Help Find-DbaInstance -Detailed

This gives you a full output of the help for the command. One thing I want to draw your attention back to is the length of the scan. you can help limit this by using the -IPADDRESS switch and put in a range to scan like this:



an IP Address and subnet mask


One of the simplest ways to get started with this command is to use the -ComputerName parameter.

Find-DbaInstance -ComputerName SQLServerComputerName

By default, this will output a basic set of data:

  1. ComputerName: Exactly what it sounds like.
  2. InstanceName: The named instance
  3. SQLInstance: Complete instance name. For a named instance this will combine ComputerName\InstanceName
  4. Port: The port SQL Server is communicating on.
  5. Availability: Whether a connection could be made
  6. ScanTypes: This command has a lot of ways it tries to discover whether a SQL Server exists, thus the bolded, all caps warning above about talking to security before you run this cmdlet. Here’s a list: Browser, SQLService, SPN, TCPPort, DNSResolve, PING, SQLConnect, ALL. The “default” value in the output for ScanTypes means it will try all of these.
  7. Confidence: The degree to which results can be trusted. There are 4 levels.
  • High: A SQL Connection was established. This includes rejection of the login for bad credentials.
  • Medium: A reply from the browser service or both a TCPConnect AND and SPN test.
  • Low: Either a TCPConnect OR an SPN test was successful.
  • None: There’s a computer on the end of the scan, but no SQL Server instance could be found.

By default, PowerShell doesn’t show you all the possible columns in the output. One way to get that is to pipe to SELECT *, like I’m doing below.

Find-DbaInstance -ComputerName skolarlee-pc | SELECT *

You can also do things like output the data to a file using out-File.

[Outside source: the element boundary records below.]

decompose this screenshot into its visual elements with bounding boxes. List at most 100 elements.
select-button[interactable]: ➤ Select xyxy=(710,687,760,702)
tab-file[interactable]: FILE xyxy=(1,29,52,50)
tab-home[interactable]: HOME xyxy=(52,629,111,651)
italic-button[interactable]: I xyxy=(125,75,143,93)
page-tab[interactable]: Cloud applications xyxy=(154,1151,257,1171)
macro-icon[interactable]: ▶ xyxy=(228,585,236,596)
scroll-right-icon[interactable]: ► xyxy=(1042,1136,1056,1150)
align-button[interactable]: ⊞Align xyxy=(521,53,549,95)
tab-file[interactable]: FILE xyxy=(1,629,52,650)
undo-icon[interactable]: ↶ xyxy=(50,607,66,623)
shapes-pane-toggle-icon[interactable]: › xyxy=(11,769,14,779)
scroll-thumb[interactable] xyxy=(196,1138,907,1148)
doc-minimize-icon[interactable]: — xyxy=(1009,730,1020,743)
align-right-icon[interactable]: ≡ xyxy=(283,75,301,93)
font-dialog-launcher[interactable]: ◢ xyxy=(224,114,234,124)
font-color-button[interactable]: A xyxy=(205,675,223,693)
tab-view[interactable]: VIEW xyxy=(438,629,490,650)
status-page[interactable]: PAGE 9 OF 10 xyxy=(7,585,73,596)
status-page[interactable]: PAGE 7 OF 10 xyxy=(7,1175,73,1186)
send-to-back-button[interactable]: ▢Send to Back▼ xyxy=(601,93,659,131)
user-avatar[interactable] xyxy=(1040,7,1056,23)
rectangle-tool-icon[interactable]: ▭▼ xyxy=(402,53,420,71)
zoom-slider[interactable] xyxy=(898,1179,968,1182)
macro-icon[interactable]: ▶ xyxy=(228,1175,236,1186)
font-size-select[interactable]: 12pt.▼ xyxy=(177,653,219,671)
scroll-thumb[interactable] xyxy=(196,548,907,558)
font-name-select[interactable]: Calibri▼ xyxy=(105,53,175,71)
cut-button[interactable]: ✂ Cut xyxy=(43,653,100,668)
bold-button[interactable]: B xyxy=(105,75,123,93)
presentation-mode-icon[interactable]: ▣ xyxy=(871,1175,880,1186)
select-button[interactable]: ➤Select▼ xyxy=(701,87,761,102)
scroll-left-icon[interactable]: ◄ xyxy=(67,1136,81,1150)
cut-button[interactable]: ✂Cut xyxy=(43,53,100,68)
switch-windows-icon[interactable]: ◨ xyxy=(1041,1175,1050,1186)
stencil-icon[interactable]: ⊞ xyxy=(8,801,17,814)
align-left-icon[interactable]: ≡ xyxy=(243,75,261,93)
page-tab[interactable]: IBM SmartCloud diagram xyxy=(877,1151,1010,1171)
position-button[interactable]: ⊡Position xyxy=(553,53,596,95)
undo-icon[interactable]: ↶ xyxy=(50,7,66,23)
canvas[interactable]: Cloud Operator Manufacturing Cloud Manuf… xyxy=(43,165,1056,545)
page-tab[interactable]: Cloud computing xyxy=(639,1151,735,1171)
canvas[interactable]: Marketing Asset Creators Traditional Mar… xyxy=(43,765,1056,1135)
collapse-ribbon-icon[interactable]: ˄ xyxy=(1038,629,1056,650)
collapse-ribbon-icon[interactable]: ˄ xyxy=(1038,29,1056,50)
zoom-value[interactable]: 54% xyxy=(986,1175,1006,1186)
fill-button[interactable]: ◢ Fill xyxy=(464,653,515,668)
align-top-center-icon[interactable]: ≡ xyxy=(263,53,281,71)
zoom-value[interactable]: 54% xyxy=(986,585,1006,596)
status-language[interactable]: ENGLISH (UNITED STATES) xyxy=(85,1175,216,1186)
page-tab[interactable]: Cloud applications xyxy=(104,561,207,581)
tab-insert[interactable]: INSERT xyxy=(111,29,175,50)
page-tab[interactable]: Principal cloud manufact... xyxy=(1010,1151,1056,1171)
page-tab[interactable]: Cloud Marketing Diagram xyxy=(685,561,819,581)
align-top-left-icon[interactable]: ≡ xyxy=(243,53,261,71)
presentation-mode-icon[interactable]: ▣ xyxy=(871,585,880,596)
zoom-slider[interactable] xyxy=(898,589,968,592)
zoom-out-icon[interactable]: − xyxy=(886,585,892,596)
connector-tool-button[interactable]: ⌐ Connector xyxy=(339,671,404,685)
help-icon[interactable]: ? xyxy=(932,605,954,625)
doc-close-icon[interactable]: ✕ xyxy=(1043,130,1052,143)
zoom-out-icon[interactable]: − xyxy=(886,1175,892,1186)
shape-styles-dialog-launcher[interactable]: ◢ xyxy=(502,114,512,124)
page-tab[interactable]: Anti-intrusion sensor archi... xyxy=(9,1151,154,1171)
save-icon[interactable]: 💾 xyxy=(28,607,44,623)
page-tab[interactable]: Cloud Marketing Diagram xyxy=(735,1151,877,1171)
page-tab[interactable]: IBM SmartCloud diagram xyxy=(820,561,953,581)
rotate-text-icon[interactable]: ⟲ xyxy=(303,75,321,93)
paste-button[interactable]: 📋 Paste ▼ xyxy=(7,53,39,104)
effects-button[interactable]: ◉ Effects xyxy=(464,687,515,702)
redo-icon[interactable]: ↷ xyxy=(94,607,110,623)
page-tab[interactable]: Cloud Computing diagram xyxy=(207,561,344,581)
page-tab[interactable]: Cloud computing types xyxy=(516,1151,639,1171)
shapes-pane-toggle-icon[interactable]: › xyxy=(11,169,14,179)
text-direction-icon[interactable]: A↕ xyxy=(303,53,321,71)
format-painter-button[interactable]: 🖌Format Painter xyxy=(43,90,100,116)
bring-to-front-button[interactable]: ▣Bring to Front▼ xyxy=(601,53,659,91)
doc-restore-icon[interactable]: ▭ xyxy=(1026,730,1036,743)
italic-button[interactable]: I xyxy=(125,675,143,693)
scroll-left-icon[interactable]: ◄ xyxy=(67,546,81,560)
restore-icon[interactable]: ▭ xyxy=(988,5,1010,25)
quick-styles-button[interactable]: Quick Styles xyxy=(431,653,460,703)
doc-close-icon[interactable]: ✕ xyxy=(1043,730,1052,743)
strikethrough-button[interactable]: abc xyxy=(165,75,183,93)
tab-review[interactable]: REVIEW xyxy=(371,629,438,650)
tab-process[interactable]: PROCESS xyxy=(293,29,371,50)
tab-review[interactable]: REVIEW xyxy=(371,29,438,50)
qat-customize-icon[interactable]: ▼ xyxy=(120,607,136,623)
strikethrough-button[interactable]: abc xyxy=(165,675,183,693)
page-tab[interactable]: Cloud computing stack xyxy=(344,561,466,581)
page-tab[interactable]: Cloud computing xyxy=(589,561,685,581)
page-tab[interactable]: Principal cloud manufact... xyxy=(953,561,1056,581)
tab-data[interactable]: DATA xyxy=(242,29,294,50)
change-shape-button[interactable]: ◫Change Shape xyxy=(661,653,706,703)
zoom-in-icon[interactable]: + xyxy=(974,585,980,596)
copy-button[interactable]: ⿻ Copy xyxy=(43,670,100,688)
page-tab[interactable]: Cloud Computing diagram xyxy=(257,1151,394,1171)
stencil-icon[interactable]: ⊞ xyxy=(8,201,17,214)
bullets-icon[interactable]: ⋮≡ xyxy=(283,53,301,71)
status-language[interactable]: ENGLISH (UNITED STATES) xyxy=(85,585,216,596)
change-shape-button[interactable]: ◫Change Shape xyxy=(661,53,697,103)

Find-DbaInstance -ComputerName SQLServercomputerName | SELECT * | Out-File 'C:\DBATools\FindInstanceOutput.txt'


Here is sample output. Click to enlarge.

Find-DbaInstance OutPut Build a SQL Server Inventory

Test file of Find-DbaInstance OutPut

Or, you can send it to a pop up window using Out-GridView

Find-DbaInstance -ComputerName SQLServerComputerName | SELECT * | Out-GridView

here is sample output. Click to enlarge.

Find-DbaInstance Out-GridView

Find-DbaInstance Out-GridView


For something more suited to finding SQL Servers across an enterprise environment, you can query Active Directory looking for computers with “sql” in the name and then return their properties.

Get-ADComputer -Filter { name -like 'sql*' } | Find-DbaInstance | Select *


Build a SQL Server Inventory Using PowerShell

Putting all of this together, you could get this data into an Excel format and then insert it into an existing table using Write-SqlTableData. To do this though, you’ll need to import a module called ImportExcel.

This module will allow you to import or export to the Excel .xlsx format. You can pipe that to the standard PowerShell cmdlet Write-SqlTableData. Using the switch -Force will cause the table to be created for you. A bit of a warning though, the data types will be things like NVARCHAR(max) when something smaller will do. So, it might be worth it to make the table yourself ahead of time.  You could do this with the cmdlet New-DbaDbTable. Run the help cmdlet against that to see how to leverage that to make your table ahead of time.

Another word of caution, this code connects to Active Directory to get a list of computers with SQL in the name. That part does not cause any issue. However, after it does this, it will likely do repeated scans of computers to detect the existence of a SQL Server.

Talk to your Security team before running this code.

Install-Module ImportExcel
Get-ADComputer -Filter { name -like 'sql*' } | Find-DbaInstance | Select * | Export-Excel 'C:\DBATools\FindInstanceOutput.xlsx'

(Import-Excel -Path 'C:\DBATools\FindInstanceOutput.xlsx') | Write-SqlTableData -ServerInstance "SQLServerInstanceName" -DatabaseName "DBAUtility" -SchemaName "dbo" -TableName "SQLInstances" -Force
Read-SqlTableData -ServerInstance "SQLServerInstanceName" -DatabaseName "DBAUtility" -SchemaName "dbo" -TableName "SQLInstances"


Next Steps To Take

  1. Experiment with New-DbaDbTable to see how to make tables with it.
  2. Install the ImportExcel module.
  3. Talk to your Security team about using these commands to find SQL Servers.
  4. Try out the code in the last section.